But what if this writer, inspired by seeing a small-town Fourth of July parade, creates a fictional character, who clings to the past and is afraid of the new. Let’s call him Ray. He’s a mechanic, a restorer of cars. His daughter marries someone of another race or religion. Then a family that Ray sees as “foreign” moves in next door. He’s angry. He’s used to fixing things, but he can’t fix this. He doesn’t have the tools. His world is disrupted. Now we have the beginnings of a story. Because fiction is about transformation, we know Ray must change, but how and why? What actions will he take?

In what ways will the daughter and neighbors also transform? Will they help Ray through a crisis? Will he help them? The writer avoids a timeworn polemic and explores universal human truths about choosing to love and making things right. Whether humorous, poignant, or tragic, the story becomes timeless. Through writing it, through reading it, we discover our own ability or inability to love deeply and to restore lovingly what’s been damaged.

Wherever fiction is set, past or present, fictional town or real, when it’s grounded in human truths, it will ring true for readers now and into the future. Without human truths, fiction would feel false. By telling truths with imagination, we make fiction readable, believable and memorable.

Go to https://courses.christinewalker.net for a free trial of my online course “Writing Fiction: 9 Ways to Mastery.”
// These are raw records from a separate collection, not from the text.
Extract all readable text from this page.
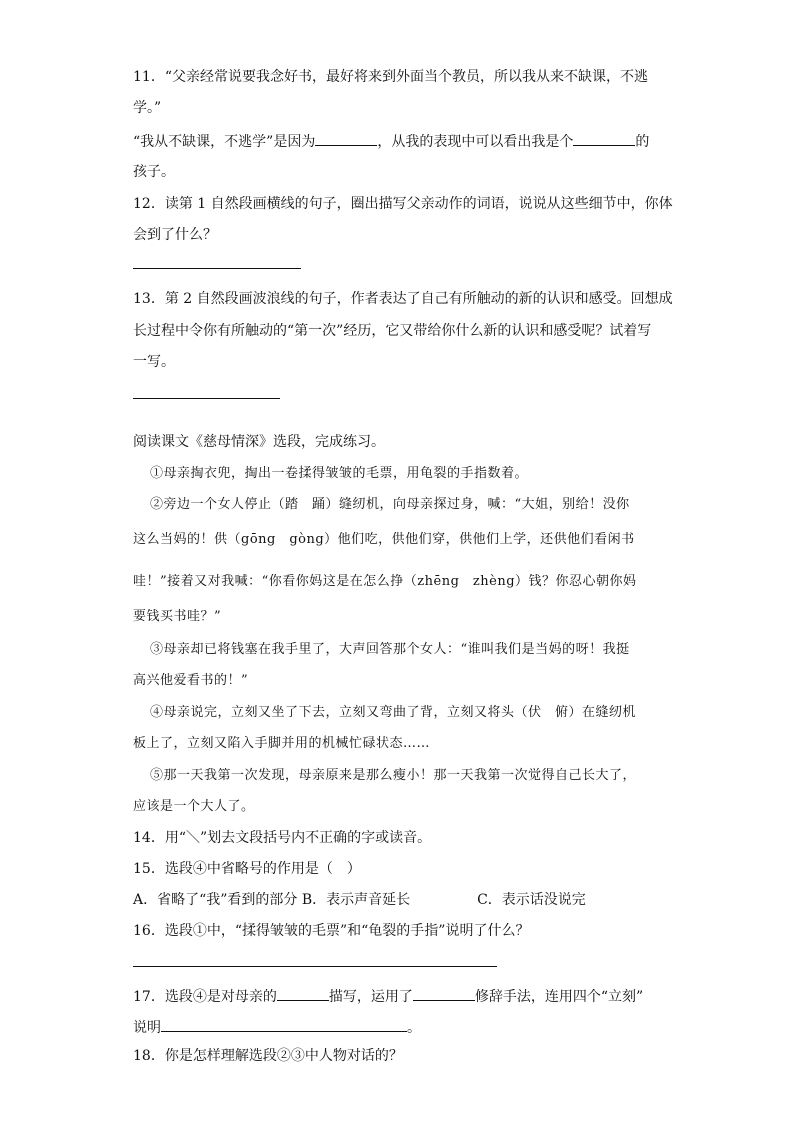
11．“父亲经常说要我念好书，最好将来到外面当个教员，所以我从来不缺课，不逃
学。”
“我从不缺课，不逃学”是因为	，从我的表现中可以看出我是个	的
孩子。
12．读第 1 自然段画横线的句子，圈出描写父亲动作的词语，说说从这些细节中，你体
会到了什么？
13．第 2 自然段画波浪线的句子，作者表达了自己有所触动的新的认识和感受。回想成
长过程中令你有所触动的“第一次”经历，它又带给你什么新的认识和感受呢？试着写
一写。
阅读课文《慈母情深》选段，完成练习。
①母亲掏衣兜，掏出一卷揉得皱皱的毛票，用龟裂的手指数着。
②旁边一个女人停止（踏　踊）缝纫机，向母亲探过身，喊：“大姐，别给！没你
这么当妈的！供（gōng　gòng）他们吃，供他们穿，供他们上学，还供他们看闲书
哇！”接着又对我喊：“你看你妈这是在怎么挣（zhēng　zhèng）钱？你忍心朝你妈
要钱买书哇？”
③母亲却已将钱塞在我手里了，大声回答那个女人：“谁叫我们是当妈的呀！我挺
高兴他爱看书的！”
④母亲说完，立刻又坐了下去，立刻又弯曲了背，立刻又将头（伏　俯）在缝纫机
板上了，立刻又陷入手脚并用的机械忙碌状态……
⑤那一天我第一次发现，母亲原来是那么瘦小！那一天我第一次觉得自己长大了，
应该是一个大人了。
14．用“＼”划去文段括号内不正确的字或读音。
15．选段④中省略号的作用是（　）
A．省略了“我”看到的部分 B．表示声音延长	C．表示话没说完
16．选段①中，“揉得皱皱的毛票”和“龟裂的手指”说明了什么？
17．选段④是对母亲的	描写，运用了	修辞手法，连用四个“立刻”
说明	。
18．你是怎样理解选段②③中人物对话的？
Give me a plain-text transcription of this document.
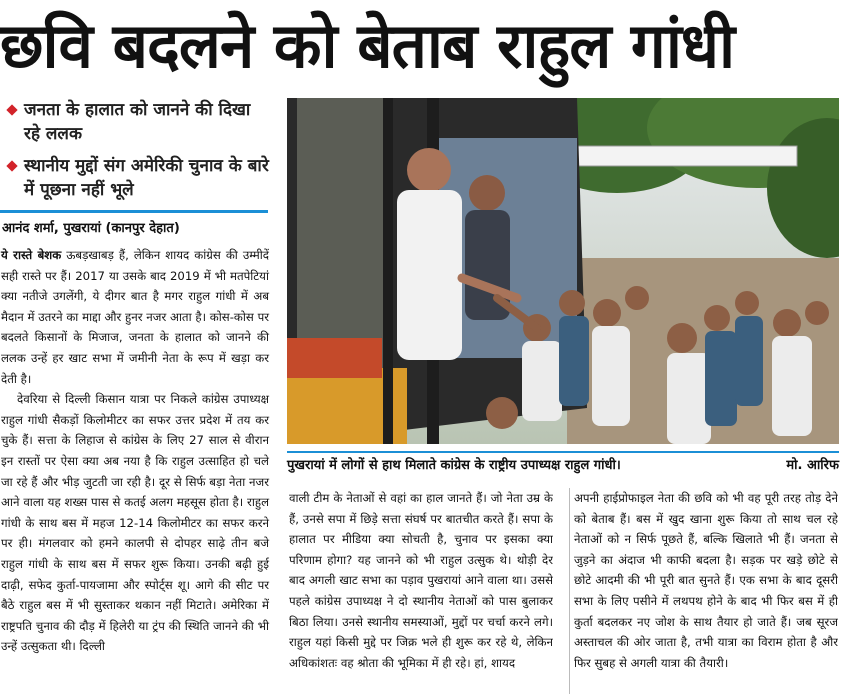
छवि बदलने को बेताब राहुल गांधी
जनता के हालात को जानने की दिखा रहे ललक
स्थानीय मुद्दों संग अमेरिकी चुनाव के बारे में पूछना नहीं भूले
आनंद शर्मा, पुखरायां (कानपुर देहात)

ये रास्ते बेशक ऊबड़खाबड़ हैं, लेकिन शायद कांग्रेस की उम्मीदें सही रास्ते पर हैं। 2017 या उसके बाद 2019 में भी मतपेटियां क्या नतीजे उगलेंगी, ये दीगर बात है मगर राहुल गांधी में अब मैदान में उतरने का माद्दा और हुनर नजर आता है। कोस-कोस पर बदलते किसानों के मिजाज, जनता के हालात को जानने की ललक उन्हें हर खाट सभा में जमीनी नेता के रूप में खड़ा कर देती है।

देवरिया से दिल्ली किसान यात्रा पर निकले कांग्रेस उपाध्यक्ष राहुल गांधी सैकड़ों किलोमीटर का सफर उत्तर प्रदेश में तय कर चुके हैं। सत्ता के लिहाज से कांग्रेस के लिए 27 साल से वीरान इन रास्तों पर ऐसा क्या अब नया है कि राहुल उत्साहित हो चले जा रहे हैं और भीड़ जुटती जा रही है। दूर से सिर्फ बड़ा नेता नजर आने वाला यह शख्स पास से कतई अलग महसूस होता है। राहुल गांधी के साथ बस में महज 12-14 किलोमीटर का सफर करने पर ही। मंगलवार को हमने कालपी से दोपहर साढ़े तीन बजे राहुल गांधी के साथ बस में सफर शुरू किया। उनकी बढ़ी हुई दाढ़ी, सफेद कुर्ता-पायजामा और स्पोर्ट्स शू। आगे की सीट पर बैठे राहुल बस में भी सुस्ताकर थकान नहीं मिटाते। अमेरिका में राष्ट्रपति चुनाव की दौड़ में हिलेरी या ट्रंप की स्थिति जानने की भी उन्हें उत्सुकता थी। दिल्ली

पुखरायां में लोगों से हाथ मिलाते कांग्रेस के राष्ट्रीय उपाध्यक्ष राहुल गांधी।	मो. आरिफ
वाली टीम के नेताओं से वहां का हाल जानते हैं। जो नेता उम्र के हैं, उनसे सपा में छिड़े सत्ता संघर्ष पर बातचीत करते हैं। सपा के हालात पर मीडिया क्या सोचती है, चुनाव पर इसका क्या परिणाम होगा? यह जानने को भी राहुल उत्सुक थे। थोड़ी देर बाद अगली खाट सभा का पड़ाव पुखरायां आने वाला था। उससे पहले कांग्रेस उपाध्यक्ष ने दो स्थानीय नेताओं को पास बुलाकर बिठा लिया। उनसे स्थानीय समस्याओं, मुद्दों पर चर्चा करने लगे। राहुल यहां किसी मुद्दे पर जिक्र भले ही शुरू कर रहे थे, लेकिन अधिकांशतः वह श्रोता की भूमिका में ही रहे। हां, शायद
अपनी हाईप्रोफाइल नेता की छवि को भी वह पूरी तरह तोड़ देने को बेताब हैं। बस में खुद खाना शुरू किया तो साथ चल रहे नेताओं को न सिर्फ पूछते हैं, बल्कि खिलाते भी हैं। जनता से जुड़ने का अंदाज भी काफी बदला है। सड़क पर खड़े छोटे से छोटे आदमी की भी पूरी बात सुनते हैं। एक सभा के बाद दूसरी सभा के लिए पसीने में लथपथ होने के बाद भी फिर बस में ही कुर्ता बदलकर नए जोश के साथ तैयार हो जाते हैं। जब सूरज अस्ताचल की ओर जाता है, तभी यात्रा का विराम होता है और फिर सुबह से अगली यात्रा की तैयारी।
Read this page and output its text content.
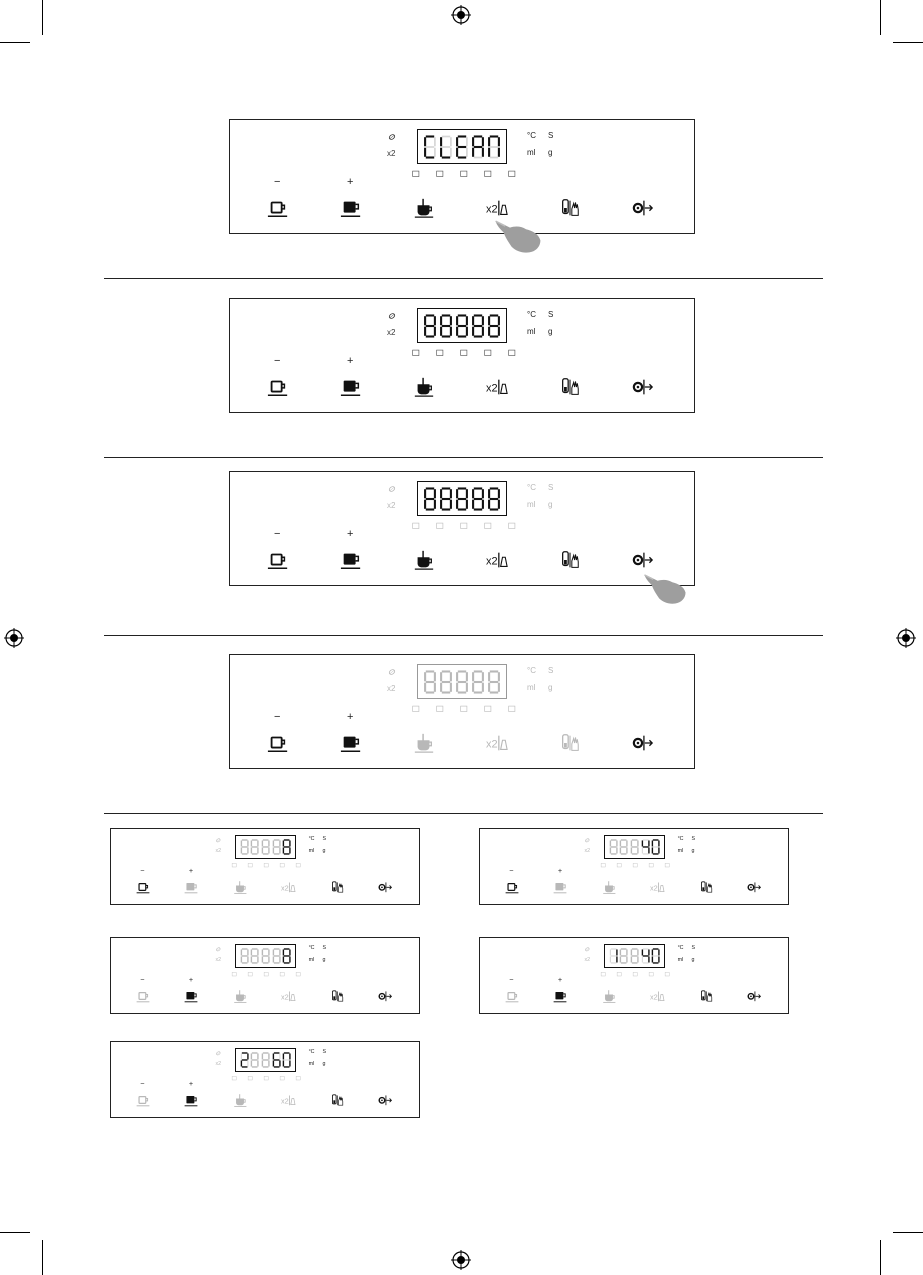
x2
°C S
ml g
−	+
x2
x2
°C S
ml g
−	+
x2
x2
°C S
ml g
−	+
x2
x2
°C S
ml g
−	+
x2
x2
°C S
ml g
−	+
x2
x2
°C S
ml g
−	+
x2
x2
°C S
ml g
−	+
x2
x2
°C S
ml g
−	+
x2
x2
°C S
ml g
−	+
x2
Now – go out into the world or turn on the news. Listen for differing opinions and deeply held beliefs. Listen for anger and hurt. Listen for human truths. Then give one deep belief to one character, the opposite to another.

Write a scene where they argue. What truths are at the depths of their emotions? What does each character have to gain or lose by changing? You, the writer, takes each side in your heart. What can you learn from them?

Prepare yourself for moments of mastery!

Writing Fiction – An Online Course

I created this blog several years ago to accompany the Read to Write Books writing classes I taught at my local bookstores for writers and readers. In the blog, you’ll find lessons of story, craft, and writing intentions that authors give us on the pages of books through their masterful examples of prose.

These past few months, I’ve been creating “Writing Fiction – 9 Ways to Mastery,” a self-paced online course featuring videos and writing activities in pdf. Check it out and enroll in the preview for free at Courses.ChristineWalker.net.

Today I launched a YouTube channel and posted this trailer for the course. It introduces the framework I call “Master Craft Juggling,” which I designed to help writers learn basic and advanced elements of fiction. I will also be posting a “Moments of Mastery” video every Friday to inspire and inform a meaningful, productive, and successful writing practice.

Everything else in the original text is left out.